In line with that, people were seen attending the congregations wearing masks and leaving Eid prayer venues without a traditional shake of hands with one another or exchange of embraces.

Meanwhile, President Md Abdul Hamid and Prime Minister Sheikh Hasina greeted the nation in separate messages on the occasion of holy Eid-ul-Fitr. Sheikh Hasina on Thursday urged everyone to remain alert so that the celebrations of the festival do not cause coronavirus cases to spike.

No Eid greetings exchange at Bangabhaban

Bangladesh President Abdul Hamid Friday morning offered Eid-ul-Fitr prayers at Bangabhaban Darbar Hall instead of National Eidgah. Members of the president's family and senior officials of Bangabhaban also offered Eid prayers along with him, following all Covid safety protocols. Eid greetings exchange was not allowed this year due to the pandemic.

Sharing joy

Television channels and radio stations are telecasting special programmes marking the occasion.

Special diets were served in hospitals, jails, government children's homes, centres for persons with disabilities, shelter homes, orphanages, vagrant welfare and destitute welfare centres.

The prime minister sent flowers, fruits and sweetmeats to the war-wounded freedom fighters and members of the martyred families at Martyred and War-wounded Freedom Fighters' Rehabilitation Centre in the capital's Mohammadpur as a mark of her good wishes for them.

'No eid joy for BNP over a decade'

BNP Secretary General Mirza Fakhrul Islam Alamgir Friday said their party leaders and activists have not been able to feel the joy of Eid for a decade as they have been subjected to killing, enforced disappearance and other repressive acts.

"Eid-ul-Fitr is being celebrated today (Friday) through lots of hardship and hard times. On one hand, there's a dangerous outbreak of Covid and there're serious repressive acts by the fascist government," he said.

The BNP leader said, "To be honest, we don’t have the joy of eid. Because our leaders and activists have been killed and implicated in false cases. At least our 35 lakh leaders and workers have been made accused (in different cases). Eid never comes to the families of those who are accused of false charges."

Covid death toll hits 12,102

Bangladesh lost 26 more lives to Covid-19, including nine in Dhaka and seven in Chattogram divisions, in the past 24 hours until Friday morning as Eid celebrations were underway with a dampened spirit due to the pandemic.

The latest number – lowest in 51 days – took the country's Covid-related death count to 12,102 as it celebrated another Eid-ul-Fitr with masks and prayers.

Bangladesh also confirmed 779,535 Covid-19 cases with 848 people coming out positive in 7,835 tests over the same period.

Another lockdown extension looms

The nationwide lockdown, imposed on April 5 to break the chain of Covid-19 infections and fatalities, has been extended several times to limit public movement or contain the surge in daily infections.

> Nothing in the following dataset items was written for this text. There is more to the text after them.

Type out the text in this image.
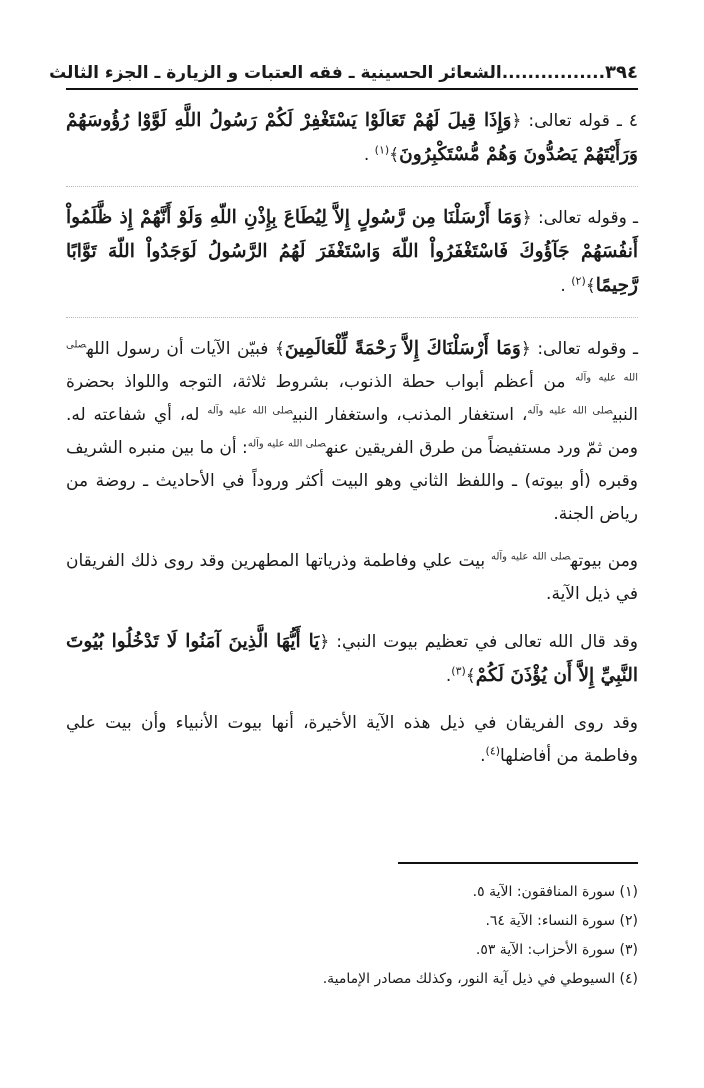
٣٩٤................الشعائر الحسينية ـ فقه العتبات و الزيارة ـ الجزء الثالث

٤ ـ قوله تعالى: ﴿وَإِذَا قِيلَ لَهُمْ تَعَالَوْا يَسْتَغْفِرْ لَكُمْ رَسُولُ اللَّهِ لَوَّوْا رُؤُوسَهُمْ وَرَأَيْتَهُمْ يَصُدُّونَ وَهُمْ مُّسْتَكْبِرُونَ﴾$^{(١)}$ .

ـ وقوله تعالى: ﴿وَمَا أَرْسَلْنَا مِن رَّسُولٍ إِلاَّ لِيُطَاعَ بِإِذْنِ اللّهِ وَلَوْ أَنَّهُمْ إِذ ظَّلَمُواْ أَنفُسَهُمْ جَآؤُوكَ فَاسْتَغْفَرُواْ اللّهَ وَاسْتَغْفَرَ لَهُمُ الرَّسُولُ لَوَجَدُواْ اللّهَ تَوَّابًا رَّحِيمًا﴾$^{(٢)}$ .

ـ وقوله تعالى: ﴿وَمَا أَرْسَلْنَاكَ إِلاَّ رَحْمَةً لِّلْعَالَمِينَ﴾ فبيّن الآيات أن رسول الله$^{صلى الله عليه وآله}$ من أعظم أبواب حطة الذنوب، بشروط ثلاثة، التوجه واللواذ بحضرة النبي$^{صلى الله عليه وآله}$، استغفار المذنب، واستغفار النبي$^{صلى الله عليه وآله}$ له، أي شفاعته له. ومن ثمّ ورد مستفيضاً من طرق الفريقين عنه$^{صلى الله عليه وآله}$: أن ما بين منبره الشريف وقبره (أو بيوته) ـ واللفظ الثاني وهو البيت أكثر وروداً في الأحاديث ـ روضة من رياض الجنة.

ومن بيوته$^{صلى الله عليه وآله}$ بيت علي وفاطمة وذرياتها المطهرين وقد روى ذلك الفريقان في ذيل الآية.

وقد قال الله تعالى في تعظيم بيوت النبي: ﴿يَا أَيُّهَا الَّذِينَ آمَنُوا لَا تَدْخُلُوا بُيُوتَ النَّبِيِّ إِلاَّ أَن يُؤْذَنَ لَكُمْ﴾$^{(٣)}$.

وقد روى الفريقان في ذيل هذه الآية الأخيرة، أنها بيوت الأنبياء وأن بيت علي وفاطمة من أفاضلها$^{(٤)}$.

(١) سورة المنافقون: الآية ٥.
(٢) سورة النساء: الآية ٦٤.
(٣) سورة الأحزاب: الآية ٥٣.
(٤) السيوطي في ذيل آية النور، وكذلك مصادر الإمامية.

The ongoing lockdown, set to end on May 16, is likely to be extended by yet another week to keep close tabs on the situation as a mass exodus from the cities before Eid-ul-Fitr has stoked fears of a third wave of infections.

The lockdown measures fell flat as tens of thousands of people left Dhaka and other cities to join their families in home villages to celebrate Eid, despite stark warnings that the exodus could worsen the country's coronavirus outbreak.

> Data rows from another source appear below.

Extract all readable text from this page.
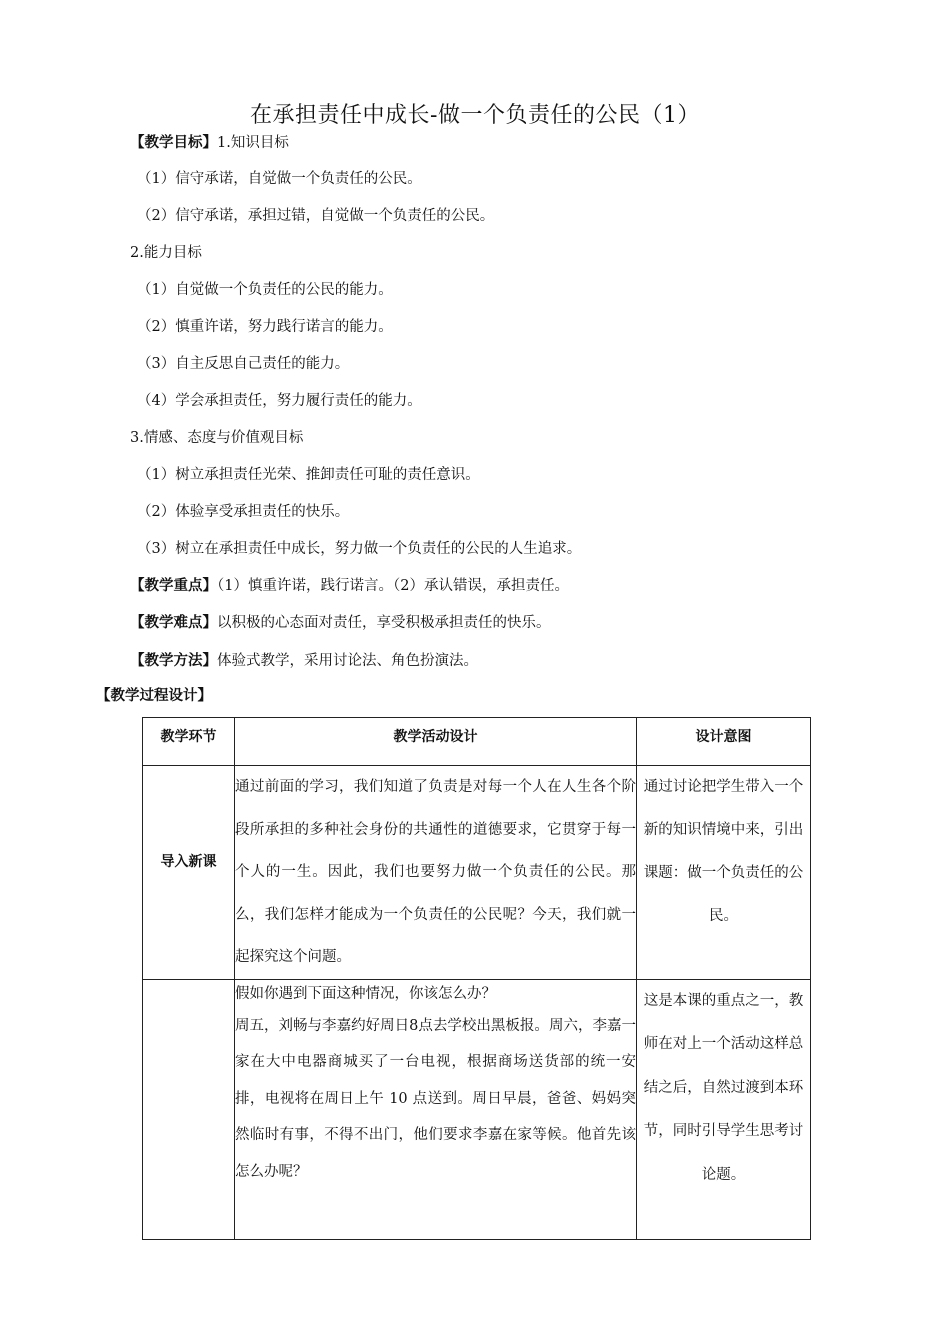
在承担责任中成长-做一个负责任的公民（1）
【教学目标】1.知识目标
（1）信守承诺，自觉做一个负责任的公民。
（2）信守承诺，承担过错，自觉做一个负责任的公民。
2.能力目标
（1）自觉做一个负责任的公民的能力。
（2）慎重许诺，努力践行诺言的能力。
（3）自主反思自己责任的能力。
（4）学会承担责任，努力履行责任的能力。
3.情感、态度与价值观目标
（1）树立承担责任光荣、推卸责任可耻的责任意识。
（2）体验享受承担责任的快乐。
（3）树立在承担责任中成长，努力做一个负责任的公民的人生追求。
【教学重点】（1）慎重许诺，践行诺言。（2）承认错误，承担责任。
【教学难点】以积极的心态面对责任，享受积极承担责任的快乐。
【教学方法】体验式教学，采用讨论法、角色扮演法。
【教学过程设计】
教学环节	教学活动设计	设计意图
导入新课	通过前面的学习，我们知道了负责是对每一个人在人生各个阶段所承担的多种社会身份的共通性的道德要求，它贯穿于每一个人的一生。因此，我们也要努力做一个负责任的公民。那么，我们怎样才能成为一个负责任的公民呢？今天，我们就一起探究这个问题。	通过讨论把学生带入一个新的知识情境中来，引出课题：做一个负责任的公民。

	假如你遇到下面这种情况，你该怎么办？
周五，刘畅与李嘉约好周日8点去学校出黑板报。周六，李嘉一家在大中电器商城买了一台电视，根据商场送货部的统一安排，电视将在周日上午 10 点送到。周日早晨，爸爸、妈妈突然临时有事，不得不出门，他们要求李嘉在家等候。他首先该怎么办呢？	这是本课的重点之一，教师在对上一个活动这样总结之后，自然过渡到本环节，同时引导学生思考讨论题。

The country's health authorities expressed concerns that the mass travel will spread the coronavirus and reverse a recent hard-won decline in cases following weeks of nationwide lockdown.

At least five people died and 50 others injured Wednesday in a stampede as thousands of people returned to their native villages from Dhaka and other cities for Eid-ul-Fitr, defying Covid-19 restrictions.